Alfredo Viazzi’s restaurants in New York City’s Greenwich Village were especially well known for their Italian seafood dishes. I often enjoy preparing Viazzi’s recipes for friends and family including Branzino in the bass family prepared in seaweed, cold stripped bass with garlic butter, baccala al verde, and fish stew Livorno Style.
But Viazzi’s swordfish messina style was one of my favorites. It reminds me of the many memorable meals I ate at Viazzi’s when I lived in the New York City area.
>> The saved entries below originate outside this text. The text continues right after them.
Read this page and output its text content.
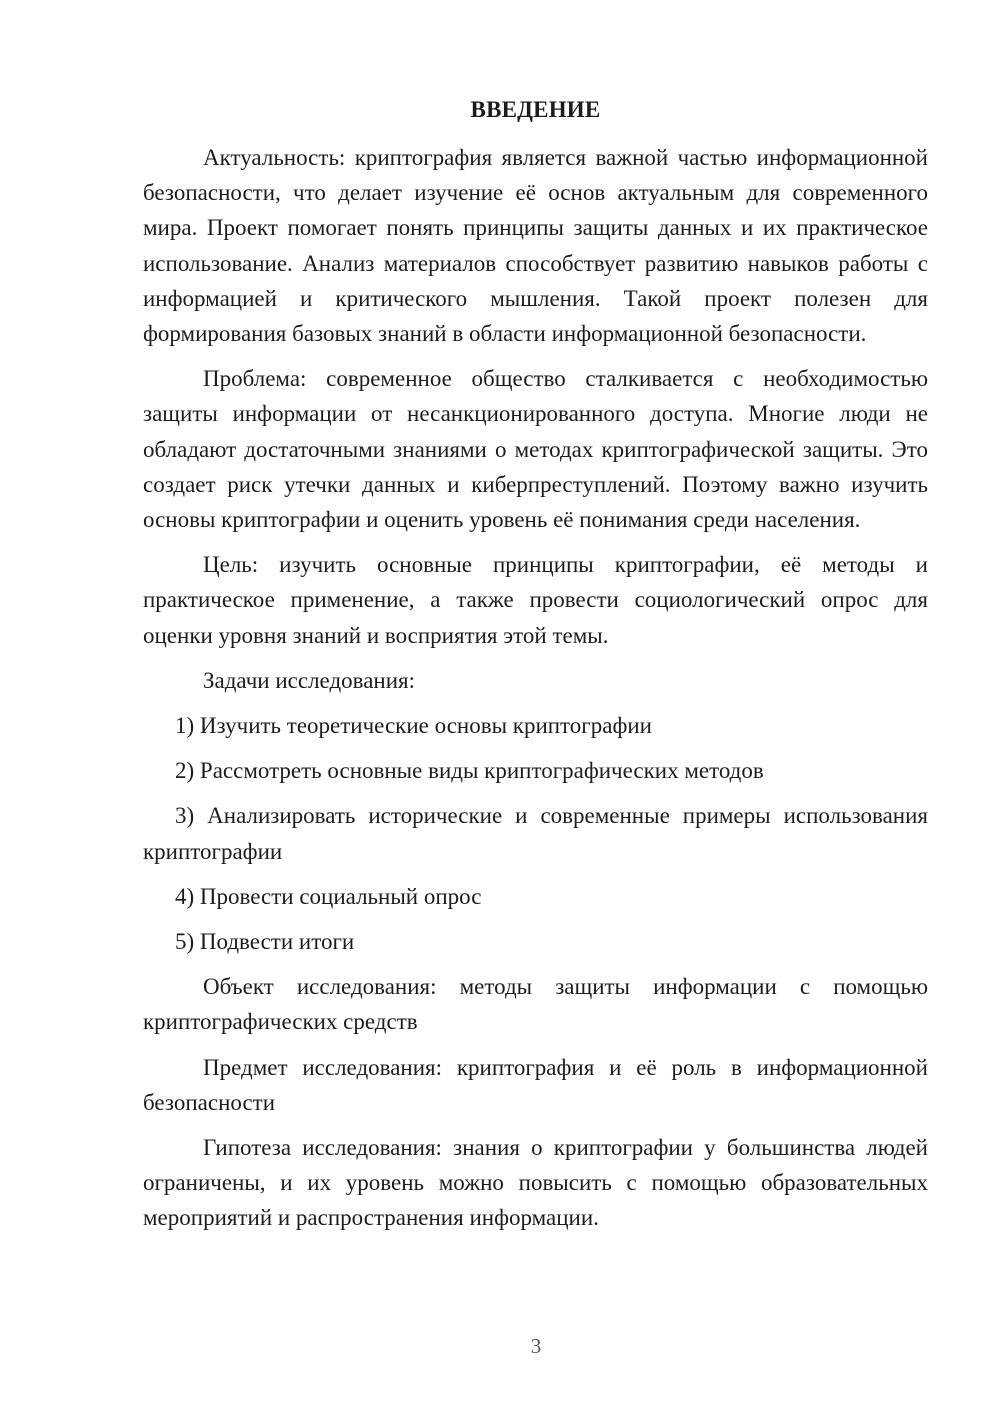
ВВЕДЕНИЕ

Актуальность: криптография является важной частью информационной безопасности, что делает изучение её основ актуальным для современного мира. Проект помогает понять принципы защиты данных и их практическое использование. Анализ материалов способствует развитию навыков работы с информацией и критического мышления. Такой проект полезен для формирования базовых знаний в области информационной безопасности.

Проблема: современное общество сталкивается с необходимостью защиты информации от несанкционированного доступа. Многие люди не обладают достаточными знаниями о методах криптографической защиты. Это создает риск утечки данных и киберпреступлений. Поэтому важно изучить основы криптографии и оценить уровень её понимания среди населения.

Цель: изучить основные принципы криптографии, её методы и практическое применение, а также провести социологический опрос для оценки уровня знаний и восприятия этой темы.

Задачи исследования:

1) Изучить теоретические основы криптографии

2) Рассмотреть основные виды криптографических методов

3) Анализировать исторические и современные примеры использования криптографии

4) Провести социальный опрос

5) Подвести итоги

Объект исследования: методы защиты информации с помощью криптографических средств

Предмет исследования: криптография и её роль в информационной безопасности

Гипотеза исследования: знания о криптографии у большинства людей ограничены, и их уровень можно повысить с помощью образовательных мероприятий и распространения информации.

3
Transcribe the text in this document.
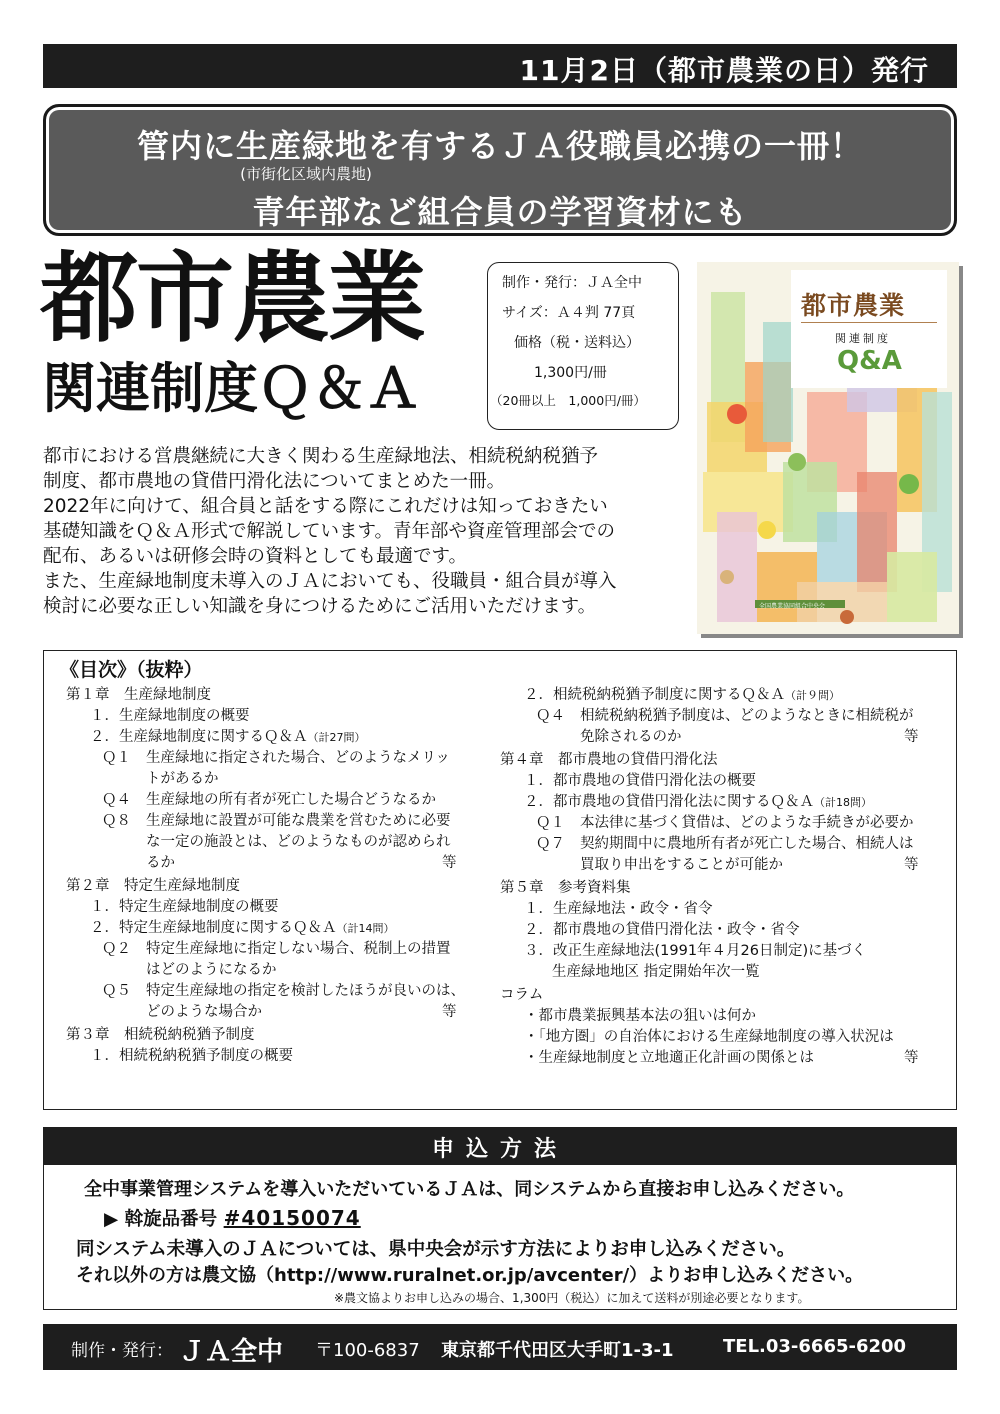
11月2日（都市農業の日）発行
管内に生産緑地を有するＪＡ役職員必携の一冊！
(市街化区域内農地)
青年部など組合員の学習資材にも
都市農業
関連制度Ｑ＆Ａ
制作・発行：ＪＡ全中
サイズ：Ａ４判 77頁
価格（税・送料込）
1,300円/冊
（20冊以上　1,000円/冊）

都市における営農継続に大きく関わる生産緑地法、相続税納税猶予

制度、都市農地の貸借円滑化法についてまとめた一冊。

2022年に向けて、組合員と話をする際にこれだけは知っておきたい

基礎知識をＱ＆Ａ形式で解説しています。青年部や資産管理部会での

配布、あるいは研修会時の資料としても最適です。

また、生産緑地制度未導入のＪＡにおいても、役職員・組合員が導入

検討に必要な正しい知識を身につけるためにご活用いただけます。

都市農業
関連制度
Q&A
全国農業協同組合中央会
《目次》（抜粋）
第１章　生産緑地制度
１．生産緑地制度の概要
２．生産緑地制度に関するＱ＆Ａ（計27問）
Ｑ１ 生産緑地に指定された場合、どのようなメリッ
トがあるか
Ｑ４ 生産緑地の所有者が死亡した場合どうなるか
Ｑ８ 生産緑地に設置が可能な農業を営むために必要
な一定の施設とは、どのようなものが認められ
るか	等
第２章　特定生産緑地制度
１．特定生産緑地制度の概要
２．特定生産緑地制度に関するＱ＆Ａ（計14問）
Ｑ２ 特定生産緑地に指定しない場合、税制上の措置
はどのようになるか
Ｑ５ 特定生産緑地の指定を検討したほうが良いのは、
どのような場合か	等
第３章　相続税納税猶予制度
１．相続税納税猶予制度の概要
２．相続税納税猶予制度に関するＱ＆Ａ（計９問）
Ｑ４ 相続税納税猶予制度は、どのようなときに相続税が
免除されるのか	等
第４章　都市農地の貸借円滑化法
１．都市農地の貸借円滑化法の概要
２．都市農地の貸借円滑化法に関するＱ＆Ａ（計18問）
Ｑ１ 本法律に基づく貸借は、どのような手続きが必要か
Ｑ７ 契約期間中に農地所有者が死亡した場合、相続人は
買取り申出をすることが可能か	等
第５章　参考資料集
１．生産緑地法・政令・省令
２．都市農地の貸借円滑化法・政令・省令
３．改正生産緑地法(1991年４月26日制定)に基づく
生産緑地地区 指定開始年次一覧
コラム
・都市農業振興基本法の狙いは何か
・「地方圏」の自治体における生産緑地制度の導入状況は
・生産緑地制度と立地適正化計画の関係とは	等
申込方法
全中事業管理システムを導入いただいているＪＡは、同システムから直接お申し込みください。
▶ 斡旋品番号 #40150074
同システム未導入のＪＡについては、県中央会が示す方法によりお申し込みください。
それ以外の方は農文協（http://www.ruralnet.or.jp/avcenter/）よりお申し込みください。
※農文協よりお申し込みの場合、1,300円（税込）に加えて送料が別途必要となります。
制作・発行： ＪＡ全中 〒100-6837 東京都千代田区大手町1-3-1	TEL.03-6665-6200
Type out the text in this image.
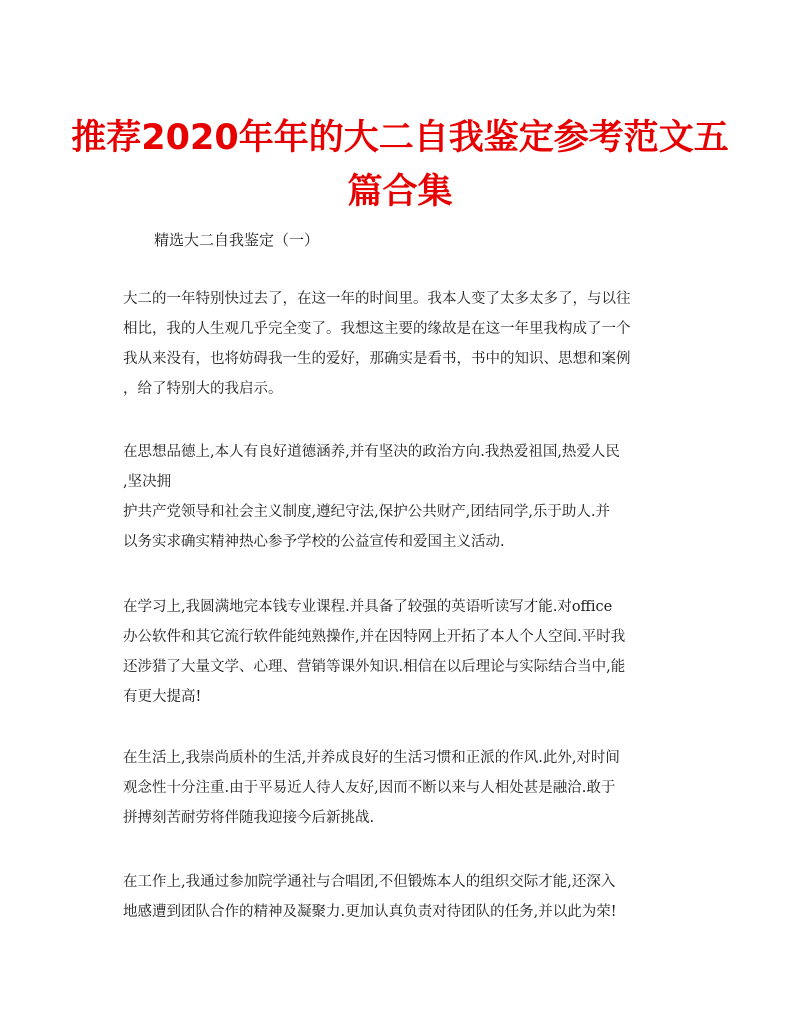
推荐2020年年的大二自我鉴定参考范文五
篇合集

精选大二自我鉴定（一）

大二的一年特别快过去了，在这一年的时间里。我本人变了太多太多了，与以往
相比，我的人生观几乎完全变了。我想这主要的缘故是在这一年里我构成了一个
我从来没有，也将妨碍我一生的爱好，那确实是看书，书中的知识、思想和案例
，给了特别大的我启示。
在思想品德上,本人有良好道德涵养,并有坚决的政治方向.我热爱祖国,热爱人民
,坚决拥
护共产党领导和社会主义制度,遵纪守法,保护公共财产,团结同学,乐于助人.并
以务实求确实精神热心参予学校的公益宣传和爱国主义活动.
在学习上,我圆满地完本钱专业课程.并具备了较强的英语听读写才能.对office
办公软件和其它流行软件能纯熟操作,并在因特网上开拓了本人个人空间.平时我
还涉猎了大量文学、心理、营销等课外知识.相信在以后理论与实际结合当中,能
有更大提高!
在生活上,我崇尚质朴的生活,并养成良好的生活习惯和正派的作风.此外,对时间
观念性十分注重.由于平易近人待人友好,因而不断以来与人相处甚是融洽.敢于
拼搏刻苦耐劳将伴随我迎接今后新挑战.
在工作上,我通过参加院学通社与合唱团,不但锻炼本人的组织交际才能,还深入
地感遭到团队合作的精神及凝聚力.更加认真负责对待团队的任务,并以此为荣!
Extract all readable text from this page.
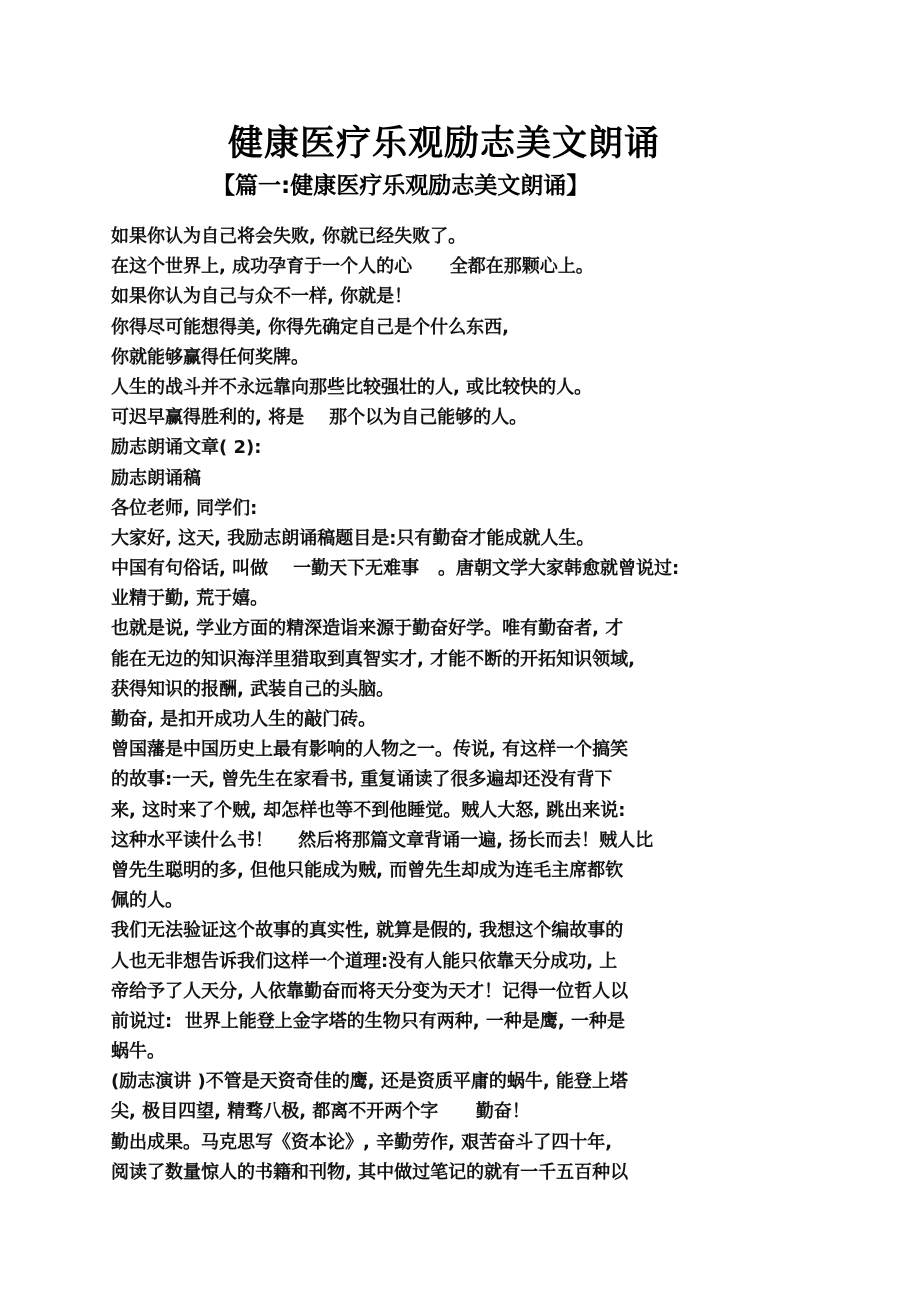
健康医疗乐观励志美文朗诵
【篇一:健康医疗乐观励志美文朗诵】
如果你认为自己将会失败, 你就已经失败了。
在这个世界上, 成功孕育于一个人的心      全都在那颗心上。
如果你认为自己与众不一样, 你就是！
你得尽可能想得美, 你得先确定自己是个什么东西,
你就能够赢得任何奖牌。
人生的战斗并不永远靠向那些比较强壮的人, 或比较快的人。
可迟早赢得胜利的, 将是    那个以为自己能够的人。
励志朗诵文章( 2):
励志朗诵稿
各位老师, 同学们:
大家好, 这天, 我励志朗诵稿题目是:只有勤奋才能成就人生。
中国有句俗话, 叫做    一勤天下无难事   。唐朝文学大家韩愈就曾说过:
业精于勤, 荒于嬉。
也就是说, 学业方面的精深造诣来源于勤奋好学。唯有勤奋者, 才
能在无边的知识海洋里猎取到真智实才, 才能不断的开拓知识领域,
获得知识的报酬, 武装自己的头脑。
勤奋, 是扣开成功人生的敲门砖。
曾国藩是中国历史上最有影响的人物之一。传说, 有这样一个搞笑
的故事:一天, 曾先生在家看书, 重复诵读了很多遍却还没有背下
来, 这时来了个贼, 却怎样也等不到他睡觉。贼人大怒, 跳出来说:
这种水平读什么书！    然后将那篇文章背诵一遍, 扬长而去！贼人比
曾先生聪明的多, 但他只能成为贼, 而曾先生却成为连毛主席都钦
佩的人。
我们无法验证这个故事的真实性, 就算是假的, 我想这个编故事的
人也无非想告诉我们这样一个道理:没有人能只依靠天分成功, 上
帝给予了人天分, 人依靠勤奋而将天分变为天才！记得一位哲人以
前说过:  世界上能登上金字塔的生物只有两种, 一种是鹰, 一种是
蜗牛。
(励志演讲 )不管是天资奇佳的鹰, 还是资质平庸的蜗牛, 能登上塔
尖, 极目四望, 精骛八极, 都离不开两个字      勤奋！
勤出成果。马克思写《资本论》, 辛勤劳作, 艰苦奋斗了四十年,
阅读了数量惊人的书籍和刊物, 其中做过笔记的就有一千五百种以
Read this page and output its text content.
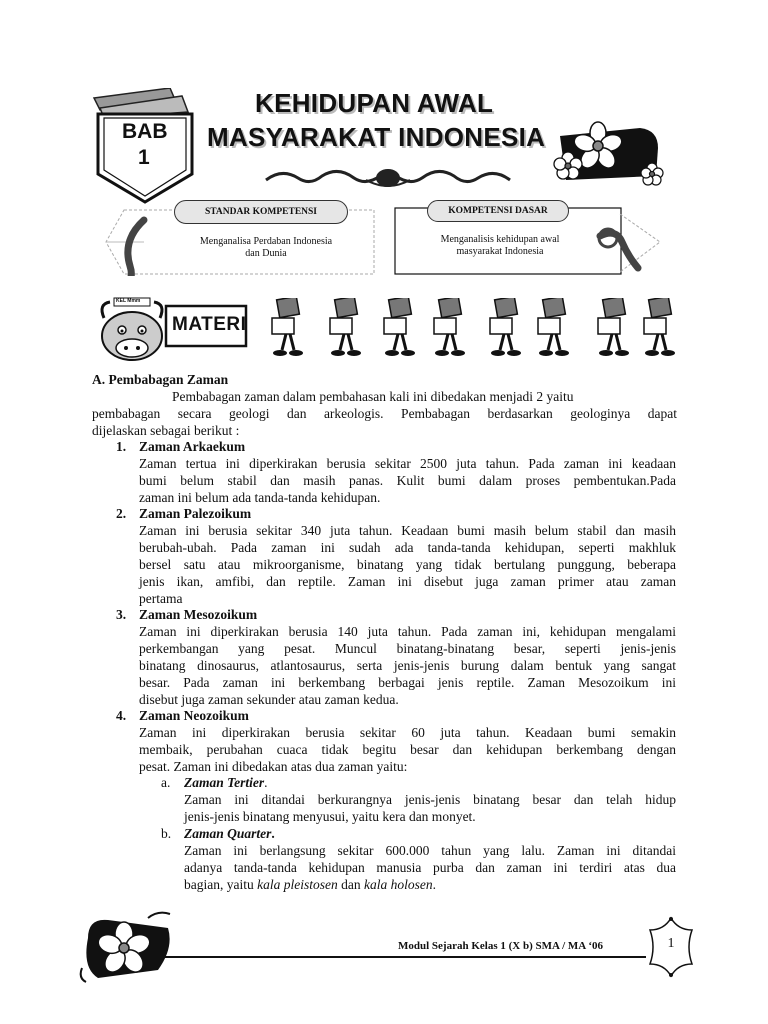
BAB
1
KEHIDUPAN AWAL
MASYARAKAT INDONESIA
STANDAR KOMPETENSI
Menganalisa Perdaban Indonesia
dan Dunia
KOMPETENSI DASAR
Menganalisis kehidupan awal
masyarakat Indonesia
KEL Mmm
MATERI
A. Pembabagan Zaman
Pembabagan zaman dalam pembahasan kali ini dibedakan menjadi 2 yaitu
pembabagan secara geologi dan arkeologis. Pembabagan berdasarkan geologinya dapat
dijelaskan sebagai berikut :
1. Zaman Arkaekum
Zaman tertua ini diperkirakan berusia sekitar 2500 juta tahun. Pada zaman ini keadaan
bumi belum stabil dan masih panas. Kulit bumi dalam proses pembentukan.Pada
zaman ini belum ada tanda-tanda kehidupan.
2. Zaman Palezoikum
Zaman ini berusia sekitar 340 juta tahun. Keadaan bumi masih belum stabil dan masih
berubah-ubah. Pada zaman ini sudah ada tanda-tanda kehidupan, seperti makhluk
bersel satu atau mikroorganisme, binatang yang tidak bertulang punggung, beberapa
jenis ikan, amfibi, dan reptile. Zaman ini disebut juga zaman primer atau zaman
pertama
3. Zaman Mesozoikum
Zaman ini diperkirakan berusia 140 juta tahun. Pada zaman ini, kehidupan mengalami
perkembangan yang pesat. Muncul binatang-binatang besar, seperti jenis-jenis
binatang dinosaurus, atlantosaurus, serta jenis-jenis burung dalam bentuk yang sangat
besar. Pada zaman ini berkembang berbagai jenis reptile. Zaman Mesozoikum ini
disebut juga zaman sekunder atau zaman kedua.
4. Zaman Neozoikum
Zaman ini diperkirakan berusia sekitar 60 juta tahun. Keadaan bumi semakin
membaik, perubahan cuaca tidak begitu besar dan kehidupan berkembang dengan
pesat. Zaman ini dibedakan atas dua zaman yaitu:
a. Zaman Tertier.
Zaman ini ditandai berkurangnya jenis-jenis binatang besar dan telah hidup
jenis-jenis binatang menyusui, yaitu kera dan monyet.
b. Zaman Quarter.
Zaman ini berlangsung sekitar 600.000 tahun yang lalu. Zaman ini ditandai
adanya tanda-tanda kehidupan manusia purba dan zaman ini terdiri atas dua
bagian, yaitu kala pleistosen dan kala holosen.
Modul Sejarah Kelas 1 (X b) SMA / MA ‘06	1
His food was exceptional and reminded me of the trattoria dishes of Italy.
Alfredo’s small cafes are a thing of the past however, even though chef owners like Lydia Bastianich and Mario Batali among others continue to specialize in the Italian brand and elevate it to new heights. Yet small, privately-owned cafes or trattorias are less common today. The Little Italys of New York, or Providence, RI’s Federal Hill, or San Francisco’s waterfront Italian cafes are disappearing although Italian cuisine has become more popular than ever.
As restaurant styles change and recipes come and go with the times, so too do the foodstuffs and species we have enjoyed in the past change — and sometimes they even disappear. Weakfish, also known as sea trout, were among the most delicious of salt water meals. Sadly, they no longer can be found in the waters of North America. Bluefish are so plentiful today that many fish markets have chosen not to sell them at the low prices they bring. Cod on the other hand is becoming scarce and prices have subsequently risen. In fact, growing numbers of fish markets do not even carry cod. Tilapia, catfish, and much of the salmon sold today are all farm raised, which are not as flavorful as fish caught in the open ocean.
Swordfish on the other hand is available and the mercury found in previous years has decreased significantly. And it still is caught in the wild. The recipe Alfredo Viazzi provides us is as special as ever although partially fried. I have reduced the amount of butter and oil making the dish healthier than in the past.
• 2 lbs fresh swordfish, cut in 6 equal slices
• ½ cup flour
• ¾ cup olive oil
• 4 tbs sweet butter1 large yellow onion, peeled
and thinly sliced
• 1 ½ tbs red wine vinegar
• Sea salt and white pepper to taste
• 1 tbs chopped parsley
• Pinch of ginger
• Pinch nutmeg
• ½ cup dry white wine
Wash swordfish under cold water and dry well. Dust with flour. Heat with ½ cup olive oil until very hot, several slices at a time, 3 minutes for each side. Set aside. Preheat oven to 350 F.
Heat ¼ cup oil with ½ tablespoon butter in a skillet, and sauté onion to a golden, translucent color. Add wine vinegar and let evaporate. Add ¼ teaspoon of salt and a pinch of white pepper , parsley and ginger. Drain off oil and butter, and set onion aside.
Break up remaining butter into chunks in a baking dish, add nutmeg and wine, and place in preheated oven. When butter is melted and wine reduced, (about 6 minutes), arrange swordfish in dish, and spoon butter over it. Sprinkle with salt and pepper. Cook about 5 minutes. Cover each piece with onion, and cook another 3 minutes. Spoon juices over fish, and serve. Mangia!